A precisão do movimento é política e econômica: a China produz mais de 80% dos componentes de painéis solares e abriga os principais fornecedores de equipamentos. Uma restrição tecnológica colocaria em risco investimentos planejados nos EUA — inclusive ofertas da Tesla para ampliar fábricas locais — e poderia atrasar iniciativas que dependem de energia solar, como a corrida por aplicações espaciais e centros de dados para IA.
O endurecimento do controle de exportações segue precedente criado por Pequim no ano passado com terras raras e por ações anunciadas sobre baterias e materiais de armazenamento, cuja implementação foi adiada para novembro. O Ministério do Comércio e o gabinete estatal não comentaram oficialmente. A medida, se confirmada, ampliaria o arsenal de instrumentos comerciais que a China pode usar em resposta a pressões externas.
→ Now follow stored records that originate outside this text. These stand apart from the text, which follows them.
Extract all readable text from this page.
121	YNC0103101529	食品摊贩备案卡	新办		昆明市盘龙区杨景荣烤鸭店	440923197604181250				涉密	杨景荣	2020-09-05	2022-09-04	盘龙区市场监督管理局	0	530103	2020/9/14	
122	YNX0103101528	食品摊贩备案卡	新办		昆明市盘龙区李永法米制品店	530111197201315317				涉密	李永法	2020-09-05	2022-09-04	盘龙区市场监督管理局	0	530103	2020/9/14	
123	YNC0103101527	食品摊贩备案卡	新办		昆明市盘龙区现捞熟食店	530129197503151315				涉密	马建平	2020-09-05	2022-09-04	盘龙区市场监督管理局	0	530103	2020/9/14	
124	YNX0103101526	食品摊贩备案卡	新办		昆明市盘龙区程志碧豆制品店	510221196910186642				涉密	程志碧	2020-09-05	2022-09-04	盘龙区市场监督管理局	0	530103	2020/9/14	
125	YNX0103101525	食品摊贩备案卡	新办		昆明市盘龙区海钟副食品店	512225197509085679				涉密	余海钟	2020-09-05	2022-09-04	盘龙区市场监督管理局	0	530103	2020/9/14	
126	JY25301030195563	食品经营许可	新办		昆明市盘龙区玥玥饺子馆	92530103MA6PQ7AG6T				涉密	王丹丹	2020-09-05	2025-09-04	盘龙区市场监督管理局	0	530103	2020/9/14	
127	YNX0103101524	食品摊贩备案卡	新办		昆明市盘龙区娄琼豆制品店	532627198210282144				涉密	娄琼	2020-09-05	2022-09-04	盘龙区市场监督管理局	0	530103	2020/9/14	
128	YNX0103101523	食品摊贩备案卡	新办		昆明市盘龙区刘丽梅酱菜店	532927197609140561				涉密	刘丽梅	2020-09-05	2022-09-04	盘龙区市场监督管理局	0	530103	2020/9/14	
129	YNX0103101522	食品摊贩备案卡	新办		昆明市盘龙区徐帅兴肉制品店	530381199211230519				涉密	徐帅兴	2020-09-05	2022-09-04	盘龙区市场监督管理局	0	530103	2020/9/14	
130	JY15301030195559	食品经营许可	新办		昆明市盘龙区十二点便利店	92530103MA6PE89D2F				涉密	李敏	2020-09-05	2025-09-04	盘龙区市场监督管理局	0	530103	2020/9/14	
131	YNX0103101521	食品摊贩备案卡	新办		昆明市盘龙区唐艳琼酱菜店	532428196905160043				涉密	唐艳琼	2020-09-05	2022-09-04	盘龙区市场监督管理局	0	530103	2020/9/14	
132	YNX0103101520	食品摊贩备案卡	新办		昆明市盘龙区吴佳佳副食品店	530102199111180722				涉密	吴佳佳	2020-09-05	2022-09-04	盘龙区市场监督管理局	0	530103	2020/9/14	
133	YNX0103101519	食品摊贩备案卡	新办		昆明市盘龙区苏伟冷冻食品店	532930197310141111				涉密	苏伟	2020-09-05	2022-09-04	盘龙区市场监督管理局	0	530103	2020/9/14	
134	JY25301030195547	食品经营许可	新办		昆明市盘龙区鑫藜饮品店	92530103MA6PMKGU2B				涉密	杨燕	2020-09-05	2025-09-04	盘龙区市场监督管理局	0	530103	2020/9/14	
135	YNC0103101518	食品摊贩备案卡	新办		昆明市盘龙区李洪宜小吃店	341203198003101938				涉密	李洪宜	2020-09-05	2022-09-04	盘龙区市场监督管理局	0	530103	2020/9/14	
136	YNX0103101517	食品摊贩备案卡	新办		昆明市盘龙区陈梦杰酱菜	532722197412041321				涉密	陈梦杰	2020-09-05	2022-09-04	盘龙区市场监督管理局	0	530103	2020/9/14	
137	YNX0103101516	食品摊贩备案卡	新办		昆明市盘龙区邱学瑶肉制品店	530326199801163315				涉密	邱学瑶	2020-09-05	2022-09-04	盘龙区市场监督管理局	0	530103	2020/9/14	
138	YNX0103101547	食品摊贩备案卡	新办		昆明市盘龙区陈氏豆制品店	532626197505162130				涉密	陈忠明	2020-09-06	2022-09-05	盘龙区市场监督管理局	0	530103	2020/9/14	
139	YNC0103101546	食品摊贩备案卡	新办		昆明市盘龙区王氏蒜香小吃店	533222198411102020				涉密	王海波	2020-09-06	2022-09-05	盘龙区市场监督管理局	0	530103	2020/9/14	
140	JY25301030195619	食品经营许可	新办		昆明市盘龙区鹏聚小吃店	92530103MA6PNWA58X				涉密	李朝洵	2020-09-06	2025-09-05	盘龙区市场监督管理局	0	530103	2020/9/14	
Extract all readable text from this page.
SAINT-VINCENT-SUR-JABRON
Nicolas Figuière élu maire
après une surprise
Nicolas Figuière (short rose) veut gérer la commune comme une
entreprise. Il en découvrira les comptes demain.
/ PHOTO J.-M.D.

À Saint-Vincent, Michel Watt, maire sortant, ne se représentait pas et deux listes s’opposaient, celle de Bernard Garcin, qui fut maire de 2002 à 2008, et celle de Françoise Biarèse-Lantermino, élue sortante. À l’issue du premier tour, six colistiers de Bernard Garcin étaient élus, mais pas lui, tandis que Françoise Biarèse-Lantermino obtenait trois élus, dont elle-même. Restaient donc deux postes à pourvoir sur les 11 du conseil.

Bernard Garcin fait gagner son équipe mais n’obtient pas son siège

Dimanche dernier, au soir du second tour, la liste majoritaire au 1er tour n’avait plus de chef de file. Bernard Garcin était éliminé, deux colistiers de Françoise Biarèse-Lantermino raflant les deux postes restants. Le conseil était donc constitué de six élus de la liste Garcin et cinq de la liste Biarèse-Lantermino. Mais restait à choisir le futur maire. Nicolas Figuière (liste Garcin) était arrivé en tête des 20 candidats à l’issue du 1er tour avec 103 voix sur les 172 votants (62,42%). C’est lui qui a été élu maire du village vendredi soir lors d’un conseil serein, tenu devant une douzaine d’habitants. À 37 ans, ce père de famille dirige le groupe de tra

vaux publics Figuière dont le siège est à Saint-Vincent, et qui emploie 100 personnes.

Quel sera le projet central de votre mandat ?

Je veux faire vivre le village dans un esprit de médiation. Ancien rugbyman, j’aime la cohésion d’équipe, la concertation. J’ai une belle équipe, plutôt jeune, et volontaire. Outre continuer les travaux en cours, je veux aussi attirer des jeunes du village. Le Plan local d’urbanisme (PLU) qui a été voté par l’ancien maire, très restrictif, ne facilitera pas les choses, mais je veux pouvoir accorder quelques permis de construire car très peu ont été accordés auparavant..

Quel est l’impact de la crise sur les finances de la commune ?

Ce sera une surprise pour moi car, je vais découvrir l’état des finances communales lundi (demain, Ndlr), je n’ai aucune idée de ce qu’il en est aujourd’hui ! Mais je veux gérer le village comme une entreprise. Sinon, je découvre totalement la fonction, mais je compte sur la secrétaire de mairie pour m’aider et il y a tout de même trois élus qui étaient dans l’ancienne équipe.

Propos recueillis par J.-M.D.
Do ponto de vista político, a hipótese surge em momento sensível: a possível imposição de licenças ocorre às vésperas da cúpula entre Xi e Trump, que ambos tentam usar para estabilizar laços comerciais. Para empresas e formuladores de política dos EUA, o risco expõe a vulnerabilidade de uma cadeia concentrada e aumenta a pressão por diversificação, subsídios domésticos e aceleração de projetos de produção local — medidas que têm custo fiscal e político.